According to Byrne, Trump actually appointed Sidney Powell as Special Counsel during the meeting. They could never get any follow-up, though. They also refer to bringing something for Trump to sign. I’m thinking it was the EO.
And after the meeting, they all went back to the White House Residence where Trump served them mini-meatballs made from an old family recipe. It was apparently the high point of Byrne’s meteoric rise from successful internet CEO to slavish lackey to a crazy lawyer and even crazier disgraced military general.
But Trump didn’t sign the EO. He didn’t sign anything appointing Sidney Powell as Special Counsel, even though he made the appointment verbally. And when Powell and Byrne tried to crash Mar-a-Largo at Christmas ( another unreported tidbit) they were escorted off the property. Byrne made it very clear that the security guard that escorted him off the property thanked him for all his work and allowed him to call an Uber, which he saw as a sign of respect.

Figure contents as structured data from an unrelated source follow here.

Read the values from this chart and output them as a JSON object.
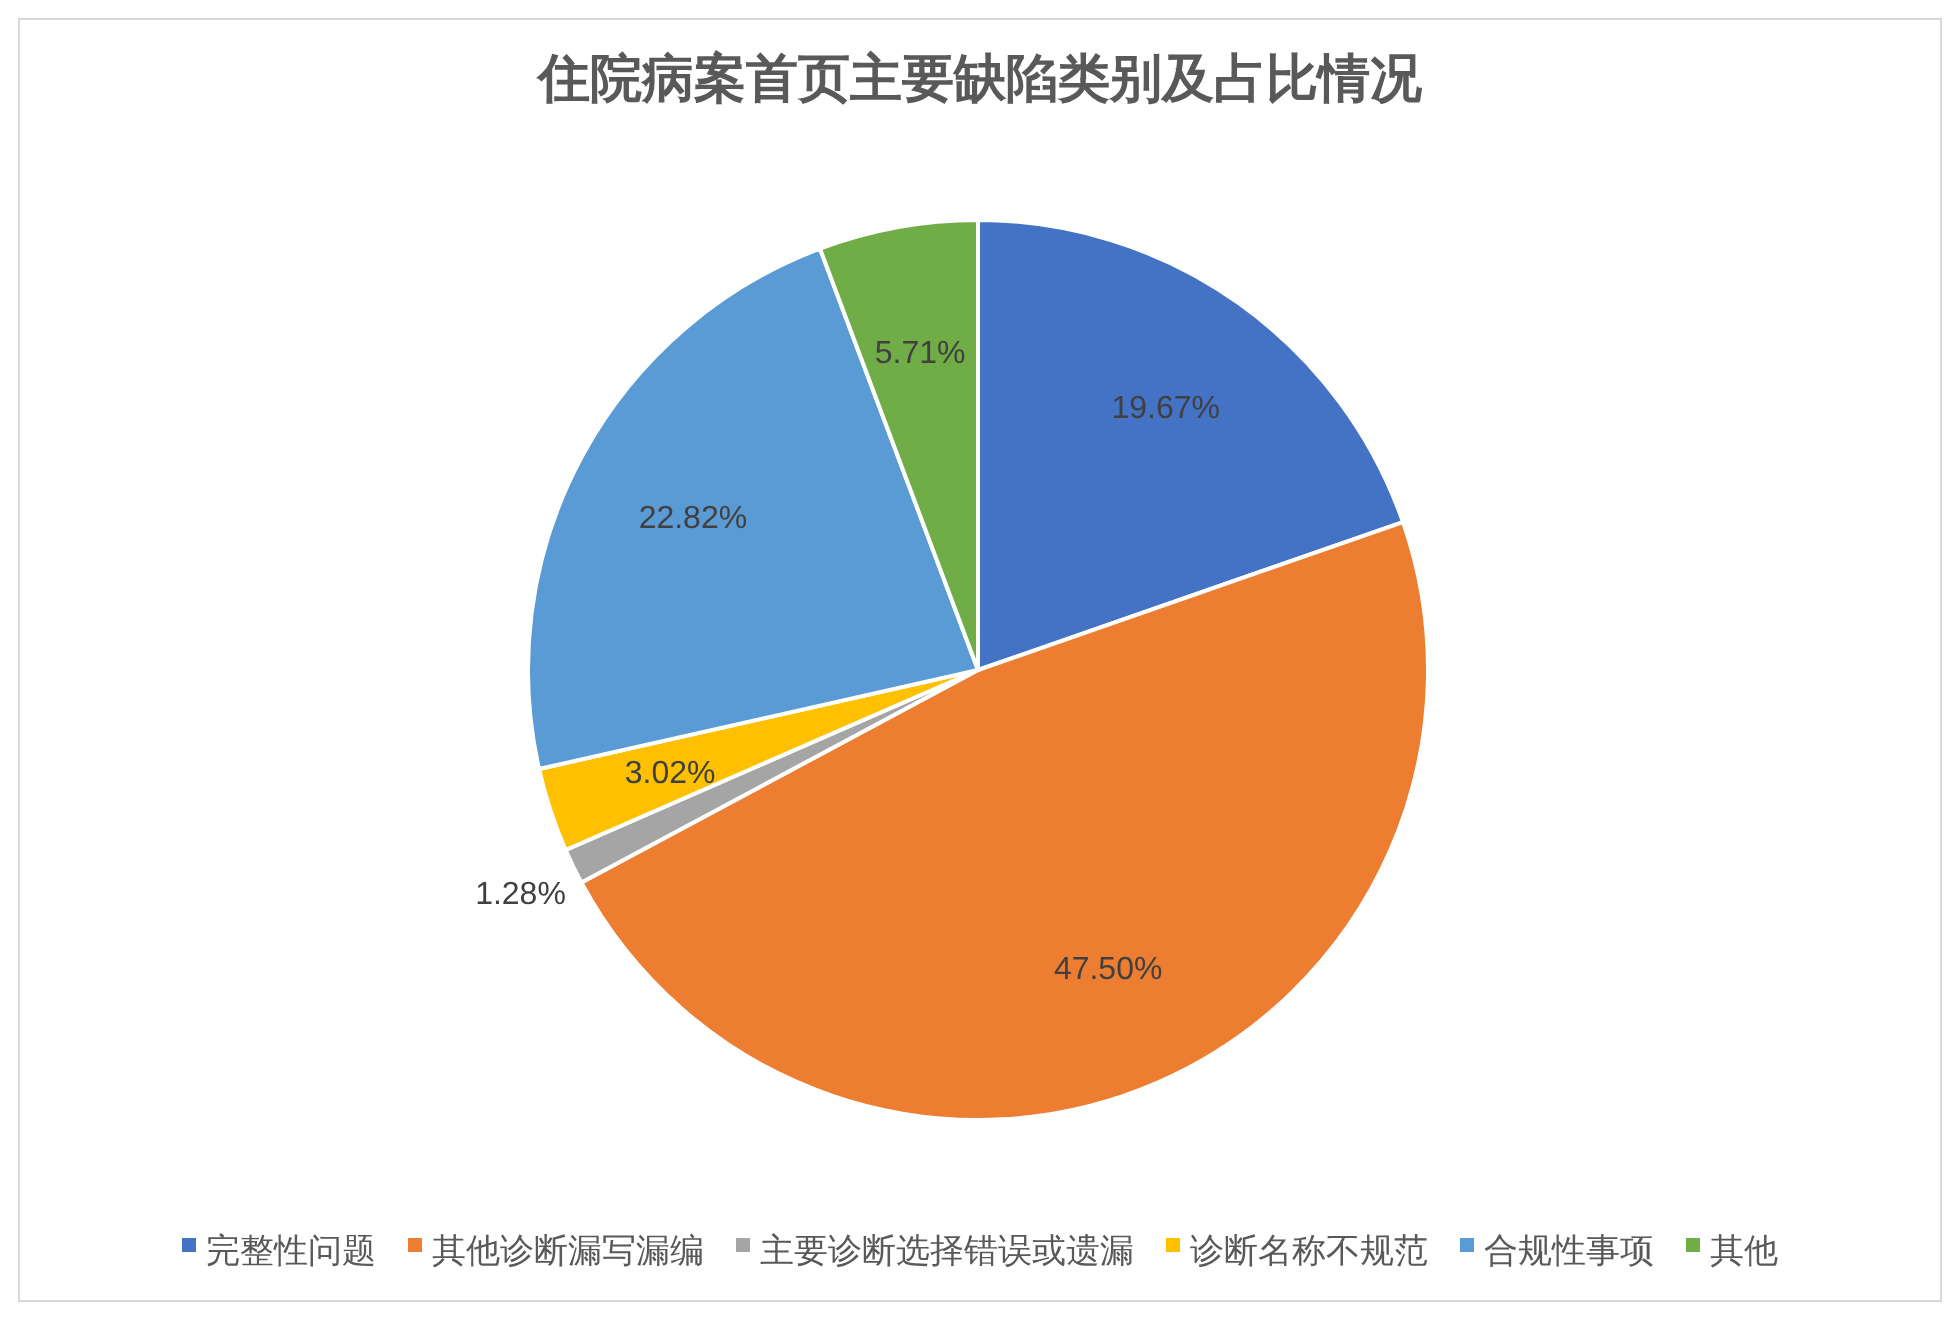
{
  "chart_data": {
    "type": "pie",
    "title": "住院病案首页主要缺陷类别及占比情况",
    "categories": [
      "完整性问题",
      "其他诊断漏写漏编",
      "主要诊断选择错误或遗漏",
      "诊断名称不规范",
      "合规性事项",
      "其他"
    ],
    "values": [
      19.67,
      47.5,
      1.28,
      3.02,
      22.82,
      5.71
    ],
    "colors": [
      "#4472c4",
      "#ed7d31",
      "#a5a5a5",
      "#ffc000",
      "#5b9bd5",
      "#70ad47"
    ],
    "value_labels": [
      "19.67%",
      "47.50%",
      "1.28%",
      "3.02%",
      "22.82%",
      "5.71%"
    ],
    "legend": "bottom"
  }
}
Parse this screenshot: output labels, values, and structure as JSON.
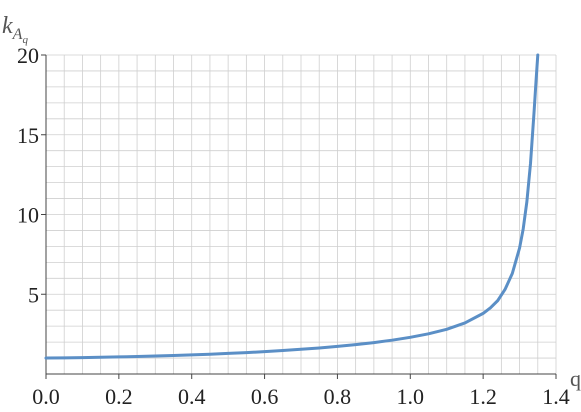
{
  "chart_data": {
    "type": "line",
    "ylabel": {
      "main": "k",
      "sub": "A",
      "subsub": "q"
    },
    "xlabel": "q",
    "xlim": [
      0.0,
      1.4
    ],
    "ylim": [
      0,
      20
    ],
    "x_ticks": [
      0.0,
      0.2,
      0.4,
      0.6,
      0.8,
      1.0,
      1.2,
      1.4
    ],
    "x_tick_labels": [
      "0.0",
      "0.2",
      "0.4",
      "0.6",
      "0.8",
      "1.0",
      "1.2",
      "1.4"
    ],
    "y_ticks": [
      5,
      10,
      15,
      20
    ],
    "y_tick_labels": [
      "5",
      "10",
      "15",
      "20"
    ],
    "x_grid_step": 0.05,
    "y_grid_step": 1,
    "grid": true,
    "line_color": "#5b8fc6",
    "series": [
      {
        "x": [
          0.0,
          0.05,
          0.1,
          0.15,
          0.2,
          0.25,
          0.3,
          0.35,
          0.4,
          0.45,
          0.5,
          0.55,
          0.6,
          0.65,
          0.7,
          0.75,
          0.8,
          0.85,
          0.9,
          0.95,
          1.0,
          1.05,
          1.1,
          1.15,
          1.2,
          1.22,
          1.24,
          1.26,
          1.28,
          1.3,
          1.31,
          1.32,
          1.33,
          1.34,
          1.345,
          1.35
        ],
        "y": [
          1.0,
          1.01,
          1.03,
          1.05,
          1.07,
          1.1,
          1.13,
          1.16,
          1.2,
          1.24,
          1.29,
          1.34,
          1.4,
          1.47,
          1.55,
          1.63,
          1.73,
          1.84,
          1.97,
          2.12,
          2.3,
          2.52,
          2.8,
          3.2,
          3.8,
          4.15,
          4.6,
          5.3,
          6.3,
          7.9,
          9.1,
          10.8,
          13.2,
          16.5,
          18.3,
          20.0
        ]
      }
    ]
  }
}
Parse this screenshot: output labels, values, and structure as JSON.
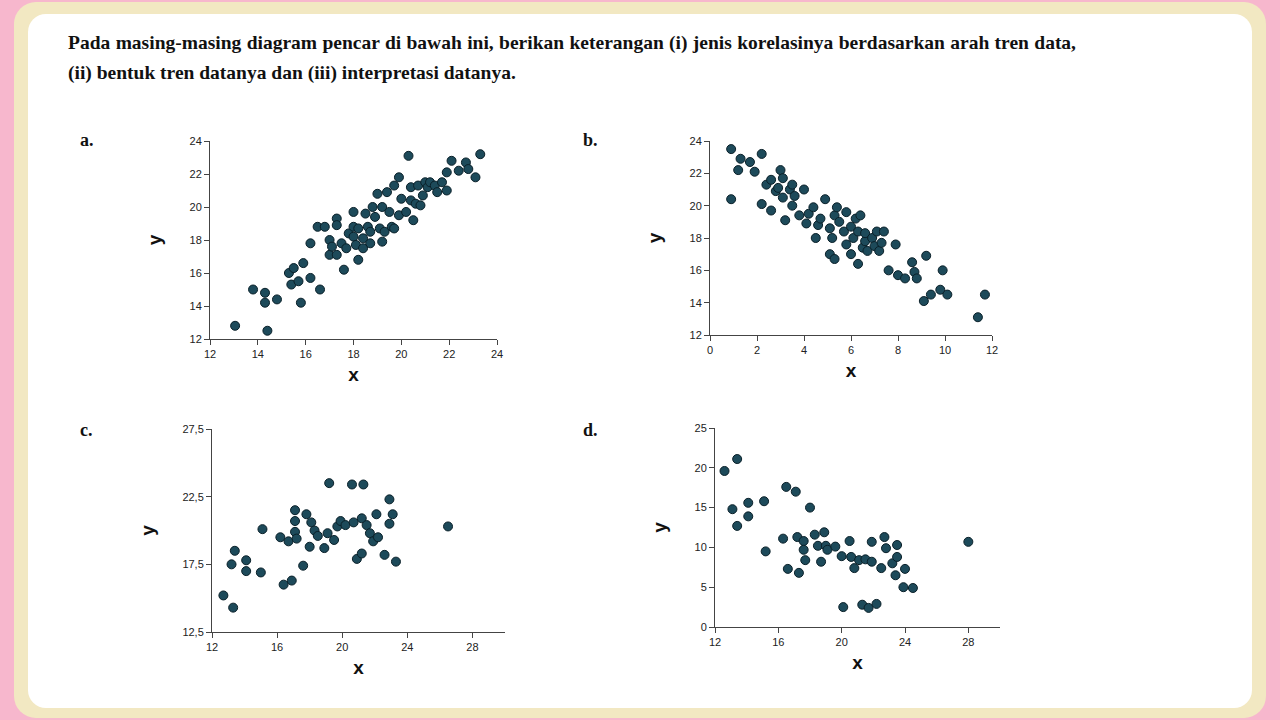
{
  "instruction": "Pada masing-masing diagram pencar di bawah ini, berikan keterangan (i) jenis korelasinya berdasarkan arah tren data, (ii) bentuk tren datanya dan (iii) interpretasi datanya.",
  "chart_data": [
    {
      "type": "scatter",
      "title": "a.",
      "xlabel": "x",
      "ylabel": "y",
      "color": "#1d4a5a",
      "marker": "circle",
      "grid": false,
      "xlim": [
        12,
        24
      ],
      "xticks": [
        12,
        14,
        16,
        18,
        20,
        22,
        24
      ],
      "ylim": [
        12,
        24
      ],
      "yticks": [
        12,
        14,
        16,
        18,
        20,
        22,
        24
      ],
      "x": [
        13.05,
        14.4,
        13.8,
        14.3,
        14.3,
        14.8,
        15.3,
        15.4,
        15.5,
        15.7,
        15.9,
        15.8,
        16.2,
        16.2,
        16.6,
        16.5,
        16.8,
        17.0,
        17.0,
        17.1,
        17.3,
        17.3,
        17.3,
        17.5,
        17.6,
        17.7,
        17.8,
        18.0,
        18.0,
        18.0,
        18.1,
        18.2,
        18.2,
        18.4,
        18.4,
        18.5,
        18.6,
        18.7,
        18.7,
        18.8,
        18.9,
        19.0,
        19.1,
        19.2,
        19.2,
        19.3,
        19.4,
        19.5,
        19.6,
        19.7,
        19.7,
        19.9,
        19.9,
        20.0,
        20.2,
        20.3,
        20.4,
        20.4,
        20.5,
        20.6,
        20.7,
        20.8,
        20.9,
        21.0,
        21.1,
        21.2,
        21.4,
        21.5,
        21.7,
        21.9,
        21.9,
        22.1,
        22.4,
        22.7,
        22.8,
        23.1,
        23.3
      ],
      "values": [
        12.8,
        12.5,
        15.0,
        14.8,
        14.2,
        14.4,
        16.0,
        15.3,
        16.3,
        15.5,
        16.6,
        14.2,
        17.8,
        15.7,
        15.0,
        18.8,
        18.8,
        18.0,
        17.1,
        17.6,
        19.3,
        18.9,
        17.1,
        17.8,
        16.2,
        17.5,
        18.4,
        19.7,
        18.2,
        18.8,
        17.7,
        16.8,
        18.7,
        17.5,
        18.1,
        19.6,
        18.8,
        17.8,
        18.5,
        20.0,
        19.4,
        20.8,
        18.7,
        17.9,
        20.0,
        18.5,
        20.9,
        19.7,
        18.8,
        21.3,
        18.7,
        21.8,
        19.5,
        20.5,
        19.7,
        23.1,
        20.4,
        21.2,
        19.2,
        20.2,
        21.3,
        20.1,
        20.7,
        21.5,
        21.2,
        21.5,
        21.3,
        20.9,
        21.5,
        21.0,
        22.1,
        22.8,
        22.2,
        22.7,
        22.3,
        21.8,
        23.2
      ]
    },
    {
      "type": "scatter",
      "title": "b.",
      "xlabel": "x",
      "ylabel": "y",
      "color": "#1d4a5a",
      "marker": "circle",
      "grid": false,
      "xlim": [
        0,
        12
      ],
      "xticks": [
        0,
        2,
        4,
        6,
        8,
        10,
        12
      ],
      "ylim": [
        12,
        24
      ],
      "yticks": [
        12,
        14,
        16,
        18,
        20,
        22,
        24
      ],
      "x": [
        0.9,
        0.9,
        1.3,
        1.7,
        1.2,
        1.9,
        2.2,
        2.2,
        2.4,
        2.6,
        2.6,
        2.8,
        2.9,
        3.0,
        3.1,
        3.1,
        3.2,
        3.4,
        3.5,
        3.5,
        3.6,
        3.8,
        4.0,
        4.1,
        4.2,
        4.4,
        4.5,
        4.6,
        4.7,
        4.9,
        5.1,
        5.1,
        5.2,
        5.3,
        5.3,
        5.4,
        5.5,
        5.7,
        5.8,
        5.8,
        6.0,
        6.0,
        6.1,
        6.2,
        6.3,
        6.3,
        6.4,
        6.5,
        6.6,
        6.6,
        6.7,
        6.9,
        7.0,
        7.1,
        7.2,
        7.4,
        7.3,
        7.6,
        7.9,
        8.0,
        8.3,
        8.6,
        8.7,
        8.8,
        9.1,
        9.2,
        9.4,
        9.8,
        9.9,
        10.1,
        11.4,
        11.7
      ],
      "values": [
        23.5,
        20.4,
        22.9,
        22.7,
        22.2,
        22.1,
        23.2,
        20.1,
        21.3,
        19.7,
        21.6,
        20.9,
        21.1,
        22.2,
        21.7,
        20.5,
        19.1,
        21.0,
        20.0,
        21.3,
        20.6,
        19.4,
        21.0,
        18.9,
        19.5,
        19.9,
        18.0,
        18.8,
        19.2,
        20.4,
        18.6,
        17.0,
        18.0,
        16.7,
        19.4,
        19.9,
        19.0,
        18.4,
        17.6,
        19.6,
        18.7,
        17.0,
        18.0,
        19.2,
        16.4,
        18.4,
        19.4,
        17.4,
        17.8,
        18.3,
        17.2,
        18.0,
        17.5,
        18.4,
        17.2,
        18.4,
        17.7,
        16.0,
        17.6,
        15.7,
        15.5,
        16.5,
        15.9,
        15.5,
        14.1,
        16.9,
        14.5,
        14.8,
        16.0,
        14.5,
        13.1,
        14.5
      ]
    },
    {
      "type": "scatter",
      "title": "c.",
      "xlabel": "x",
      "ylabel": "y",
      "color": "#1d4a5a",
      "marker": "circle",
      "grid": false,
      "xlim": [
        12,
        30
      ],
      "xticks": [
        12,
        16,
        20,
        24,
        28
      ],
      "ylim": [
        12.5,
        27.5
      ],
      "yticks": [
        {
          "value": 12.5,
          "label": "12,5"
        },
        {
          "value": 17.5,
          "label": "17,5"
        },
        {
          "value": 22.5,
          "label": "22,5"
        },
        {
          "value": 27.5,
          "label": "27,5"
        }
      ],
      "x": [
        12.7,
        13.3,
        13.4,
        13.2,
        14.1,
        14.1,
        15.0,
        15.1,
        16.2,
        16.4,
        16.7,
        16.9,
        17.1,
        17.1,
        17.1,
        17.2,
        17.8,
        17.6,
        18.0,
        18.1,
        18.3,
        18.5,
        18.9,
        19.1,
        19.2,
        19.5,
        19.7,
        19.9,
        20.2,
        20.6,
        20.7,
        20.9,
        21.2,
        21.3,
        21.2,
        21.5,
        21.7,
        21.9,
        22.1,
        22.2,
        22.6,
        22.9,
        22.9,
        23.1,
        23.3,
        26.5
      ],
      "values": [
        15.2,
        14.3,
        18.5,
        17.5,
        17.8,
        17.0,
        16.9,
        20.1,
        19.5,
        16.0,
        19.2,
        16.3,
        21.5,
        20.7,
        19.9,
        19.4,
        21.2,
        17.4,
        18.8,
        20.6,
        20.0,
        19.6,
        18.7,
        19.8,
        23.5,
        19.3,
        20.3,
        20.7,
        20.4,
        23.4,
        20.6,
        17.9,
        20.9,
        23.4,
        18.3,
        20.4,
        19.8,
        19.2,
        21.2,
        19.5,
        18.2,
        20.5,
        22.3,
        21.2,
        17.7,
        20.3
      ]
    },
    {
      "type": "scatter",
      "title": "d.",
      "xlabel": "x",
      "ylabel": "y",
      "color": "#1d4a5a",
      "marker": "circle",
      "grid": false,
      "xlim": [
        12,
        30
      ],
      "xticks": [
        12,
        16,
        20,
        24,
        28
      ],
      "ylim": [
        0,
        25
      ],
      "yticks": [
        0,
        5,
        10,
        15,
        20,
        25
      ],
      "x": [
        12.6,
        13.4,
        13.1,
        13.4,
        14.1,
        14.1,
        15.1,
        15.2,
        16.3,
        16.5,
        17.1,
        16.6,
        17.2,
        17.3,
        17.6,
        17.6,
        17.7,
        18.0,
        18.3,
        18.5,
        18.7,
        18.9,
        19.0,
        19.1,
        19.6,
        20.0,
        20.1,
        20.5,
        20.6,
        20.8,
        21.1,
        21.3,
        21.5,
        21.7,
        21.9,
        21.9,
        22.2,
        22.5,
        22.7,
        22.8,
        23.2,
        23.4,
        23.5,
        23.5,
        23.9,
        24.0,
        24.5,
        28.0
      ],
      "values": [
        19.6,
        21.1,
        14.8,
        12.7,
        15.6,
        13.9,
        15.8,
        9.5,
        11.1,
        17.6,
        17.0,
        7.3,
        11.3,
        6.8,
        10.8,
        9.7,
        8.4,
        15.0,
        11.6,
        10.2,
        8.2,
        11.9,
        10.2,
        9.7,
        10.1,
        8.9,
        2.5,
        10.8,
        8.8,
        7.4,
        8.4,
        2.8,
        8.5,
        2.4,
        10.7,
        8.2,
        2.9,
        7.4,
        11.3,
        9.9,
        8.0,
        6.5,
        10.3,
        8.8,
        5.0,
        7.3,
        4.9,
        10.7
      ]
    }
  ]
}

Even though Trump denigrated Mike Pence for “not having the courage to do what needed to be done”, Trump was ultimately too chickenshit to sign the EO. Because courage is for other people, I guess.
If Byrne weren’t such a wordy pretentious fuckbucket, people might actually be reading his stuff and this investigation might be moving a little faster. Because he has described a couple of events - like a trip to Georgia to meet someone that promised unauthorized access to voting machines - that I haven’t seen reported yet.
And for some reason I skimmed the chapter containing Byrne’s “evidence” that voting machines connected to the Internet and transmitted data overseas and really all it proves is that Dominion Voting has a website. He has all sorts of technobabble “evidence” with lists of IP address and errors, etc……but they all relate to Dominions commercial website.
Thanks for the background (and saving me from having to read Byrne). Since Trump seems to believe consequences are things that happen to other people, however, I still wonder what he might have been afraid of – or who might have persuaded him that signing the EO would not have been in his best interests.
Also wondering … of what value regarding eventual prosecution is an unsigned EO that originated from other parties? Could it actually help him to claim he refused to sign it?
by not signing it, he can state under oath that “i don’t recall/remember”.
Perhaps even Donald Trump recognized that issuing an order to the military is just going too far? I’m trying to imagine what the consequences of that would be, aside from the end of the American experiment.
I don’t think scruples was the problem, but rather the old mob-boss rule of “don’t put anything in writing”.